André Chauvet invite à ne pas se focaliser uniquement sur la théorie : "Il est essentiel d’incorporer des expériences, d’être en contact avec le réel et d’agir en situation. C’est un moyen crucial de remobiliser les personnes dans le sentiment d’apprendre, pas forcément de se former."

  • Favoriser la réflexivité

Cette notion est notamment très présente dans l’Afest (Action de formation en situation de travail) et renvoie, selon André Chauvet, à ce concept assez simple : "Se confronter à des situations de travail réelles, difficiles ou pas, nous donnant la possibilité de verbaliser ce qui a été réalisé, d’échanger sur une situation, c’est aussi cela qui produit du développement."
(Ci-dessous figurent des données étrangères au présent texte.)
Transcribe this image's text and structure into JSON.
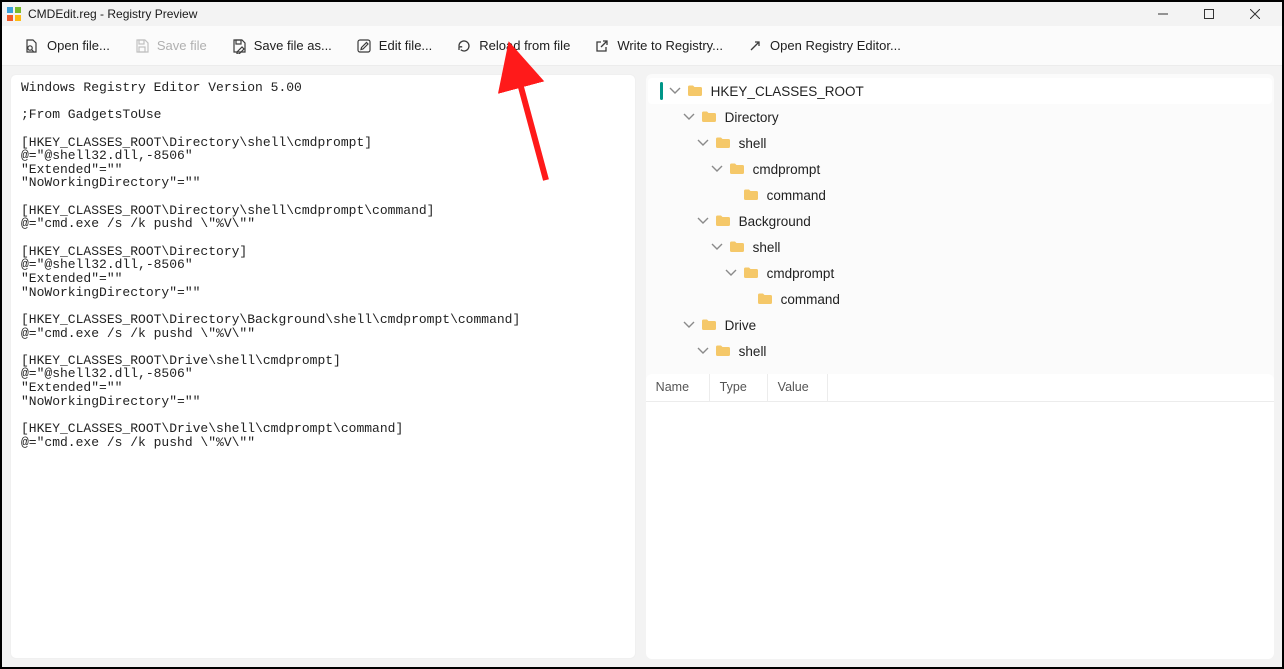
{
  "window": {
    "title": "CMDEdit.reg - Registry Preview"
  },
  "toolbar": {
    "open": "Open file...",
    "save": "Save file",
    "save_as": "Save file as...",
    "edit": "Edit file...",
    "reload": "Reload from file",
    "write": "Write to Registry...",
    "open_editor": "Open Registry Editor..."
  },
  "editor_text": "Windows Registry Editor Version 5.00\n\n;From GadgetsToUse\n\n[HKEY_CLASSES_ROOT\\Directory\\shell\\cmdprompt]\n@=\"@shell32.dll,-8506\"\n\"Extended\"=\"\"\n\"NoWorkingDirectory\"=\"\"\n\n[HKEY_CLASSES_ROOT\\Directory\\shell\\cmdprompt\\command]\n@=\"cmd.exe /s /k pushd \\\"%V\\\"\"\n\n[HKEY_CLASSES_ROOT\\Directory]\n@=\"@shell32.dll,-8506\"\n\"Extended\"=\"\"\n\"NoWorkingDirectory\"=\"\"\n\n[HKEY_CLASSES_ROOT\\Directory\\Background\\shell\\cmdprompt\\command]\n@=\"cmd.exe /s /k pushd \\\"%V\\\"\"\n\n[HKEY_CLASSES_ROOT\\Drive\\shell\\cmdprompt]\n@=\"@shell32.dll,-8506\"\n\"Extended\"=\"\"\n\"NoWorkingDirectory\"=\"\"\n\n[HKEY_CLASSES_ROOT\\Drive\\shell\\cmdprompt\\command]\n@=\"cmd.exe /s /k pushd \\\"%V\\\"\"",
  "tree": [
    {
      "label": "HKEY_CLASSES_ROOT",
      "depth": 0,
      "chev": true,
      "selected": true
    },
    {
      "label": "Directory",
      "depth": 1,
      "chev": true
    },
    {
      "label": "shell",
      "depth": 2,
      "chev": true
    },
    {
      "label": "cmdprompt",
      "depth": 3,
      "chev": true
    },
    {
      "label": "command",
      "depth": 4,
      "chev": false
    },
    {
      "label": "Background",
      "depth": 2,
      "chev": true
    },
    {
      "label": "shell",
      "depth": 3,
      "chev": true
    },
    {
      "label": "cmdprompt",
      "depth": 4,
      "chev": true
    },
    {
      "label": "command",
      "depth": 5,
      "chev": false
    },
    {
      "label": "Drive",
      "depth": 1,
      "chev": true
    },
    {
      "label": "shell",
      "depth": 2,
      "chev": true
    }
  ],
  "values_header": {
    "name": "Name",
    "type": "Type",
    "value": "Value"
  },
  "colors": {
    "accent": "#009688",
    "folder": "#f5c869"
  }
}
  • Créer un environnement bienveillant

Les travaux menés sur le plan européen font apparaître que l’environnement de formation est crucial pour les personnes formées. "Considérer qu’il faut en baver pour y arriver, ce n’est pas toujours vrai", a estimé André Chauvet. Il y a des situations où on a absolument besoin de se sentir accueilli, de sentir de la relation sociale bienveillante, de sentir la capacité à être écouté et entendu. Un environnement apprenant, c’est d’abord un environnement propice à la dimension relationnelle, à la dimension d’écoute."

  • Faire en sorte que la personne n’ait pas l’impression d’apprendre en apprenant

L’idée est que pour que les gens se forment, il ne faut pas qu’ils aient l’impression que ce soit de la formation. André Chauvet préconise notamment d’incorporer de l’interaction, du jeu, de la multimodalité.

  • Revitaliser la pair-aidance

Selon le consultant en transitions professionnelles, plus les personnes peuvent donner, moins elles ont le sentiment d’être tout le temps accompagnées. "Certaines personnes en ont ras-le-bol d’être aidées, soutenues, diagnostiquées", a relevé André Chauvet, avant de conclure : "Inventons des situations où toutes les personnes, quelle que soit leur situation, soient en capacité d’agir pour un monde commun, où tout le monde peut avoir sa place, et dans un monde où chacun peut vivre de manière digne."